In this final part of my paper, I now want to discuss the four hunting situations in terms of what the philospher Merleau-Ponty called the Ineinander or intertwining of hunters and dogs, whose actions refer to each other, link up with each other and build on each other in corresponding ways. Nothing makes this intertwining more visible and tangible than the leash. The hunt starts and ends with the dogs on the leash. As a verb, to leash means to control, to check, restrain, hold back or suppress. The dog’s leash is a sign of domestication, control and discipline. Dogs are kept on a leash when affective behaviour is unwanted, like at the beginning of the hunt when hunters meet other hunters or at the end of the hunt when dogs would disturb the field dressing or the hunters‘ feast. Yet we should remember that a leash has two ends – it entangles dogs and hunters alike in two ways. It binds human and animal together in one unit, making clear that they can only move and act together. And indeed, ‚being on a leash‘ most often is unproblematic for both sides. But sometimes, hunter and dog get so entangled that they become ‚ensnared‘ (see the first video clip). The leash thus not only controls and disciplines the dog but the hunter as well. The leash is thus an ambiguous artifact of a complex human-dog relationship.

Something happens when the dog (and human for that sake) is unleashed once the hunt begins. The character of their intertwining changes. If to ‚keep on a leash‘ meant to control, suppress, to check, to ‚unleash‘ has the ambiguous effect of either to ‚allow to run free‚ or to ‚allow to run riot‚. Beating during a pressure hunt would be difficult if not impossible with a dog on a leash. They need the freedom to roam in order to do their job properly. Control is to be released and needs to be replaced by trust. But how to trust a dog that is known both as a disciplined dog and a dog with a ‚healthy‘ hunting drive? If the dog is allowed to run free without running riot this trust can only be build on skill. The dog needs to be an experienced dog, one who has learned the skills to hunt independently (selbständig jagend), has a good sense of orientation, persistence, a sense of the right distance between himself and the game when chasing, and being fährtenlaut (i.e. barking when chasing). Only through these roaming skills can a dog be trusted in potentially risky hunting situations. But even then trust can never be complete as the messy encounter I have described showed.
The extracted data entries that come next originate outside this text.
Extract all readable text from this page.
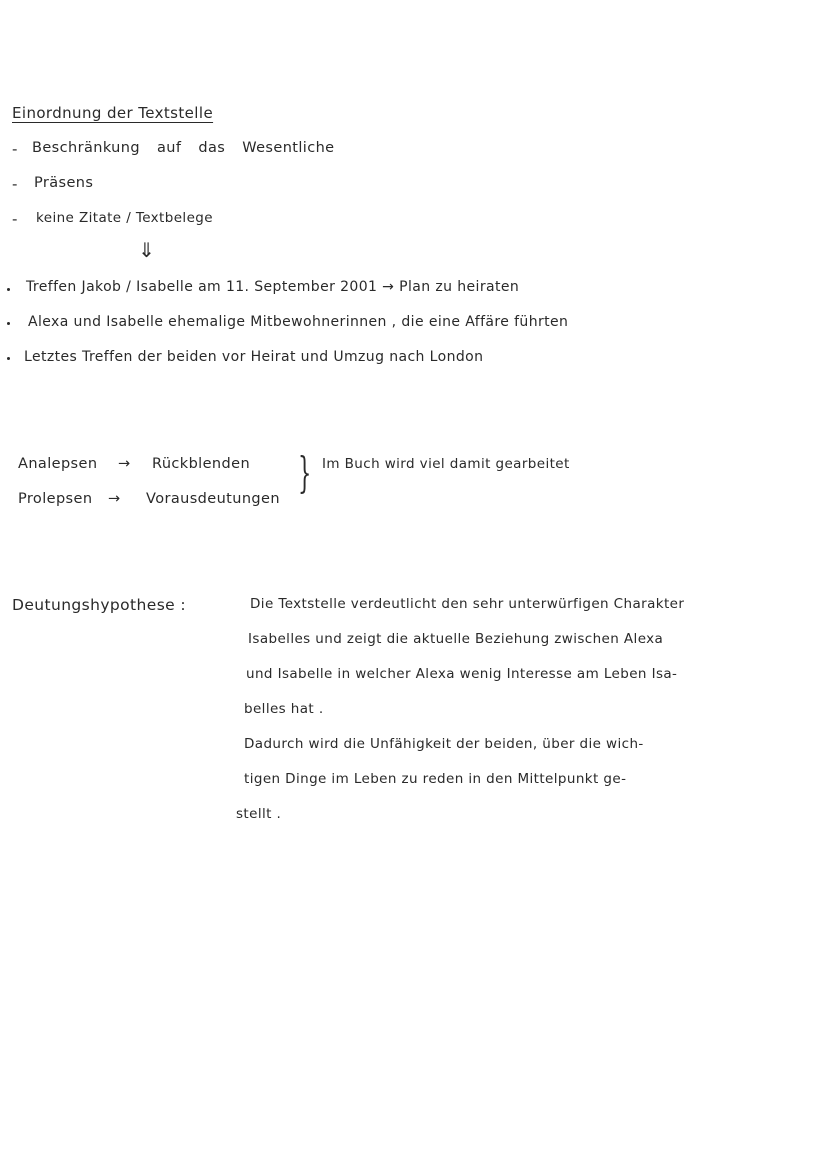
Einordnung der Textstelle
- Beschränkung auf das Wesentliche
- Präsens
- keine Zitate / Textbelege
⇓
Treffen Jakob / Isabelle am 11. September 2001 → Plan zu heiraten
Alexa und Isabelle ehemalige Mitbewohnerinnen , die eine Affäre führten
Letztes Treffen der beiden vor Heirat und Umzug nach London
Analepsen → Rückblenden
Prolepsen → Vorausdeutungen
} Im Buch wird viel damit gearbeitet
Deutungshypothese :	Die Textstelle verdeutlicht den sehr unterwürfigen Charakter
Isabelles und zeigt die aktuelle Beziehung zwischen Alexa
und Isabelle in welcher Alexa wenig Interesse am Leben Isa-
belles hat .
Dadurch wird die Unfähigkeit der beiden, über die wich-
tigen Dinge im Leben zu reden in den Mittelpunkt ge-
stellt .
Thus freed (from the leash), the skilled hunting dog is ready to become entangled in a very different way. Running on game trails, following scent trails with the nose, ears twitching to notice the slightest sound, the forest and its animals now pull at the dog’s attention., affording various things to do. The landscape transforms into their field of action –  a taskscape as Ingold (2000) has put it. And a similar transformation takes place for the hunters and beaters – now free of the leash as well. Now they also can engage in their tasks within their taskscape which is – of course – inextricably intertwined with the dogs‘. Hunting dogs thus co-shape the hunters‘ cultural landscape and practice through corresponding actions. Neither a separation between nature and culture nor between humans and animals make much sense here to understand what has happened during the pressure hunt. The hunting community of practice operates with both human and non-human actors, synchronizing their actions towards a common goal while allowing for different motivations, ways of doing things and roles in the process. As a skilled practice for humans and dogs, hunting always is a risky and messy business, full of ambiguities and unclear situations that require both trust and skill to cope with them successfully. This pragmatism counters the impossibility of complete control  – over the hunting practice, over dogs and game, over the hunting landscape – that is often advocated by state institutions, official discourses and management regimes.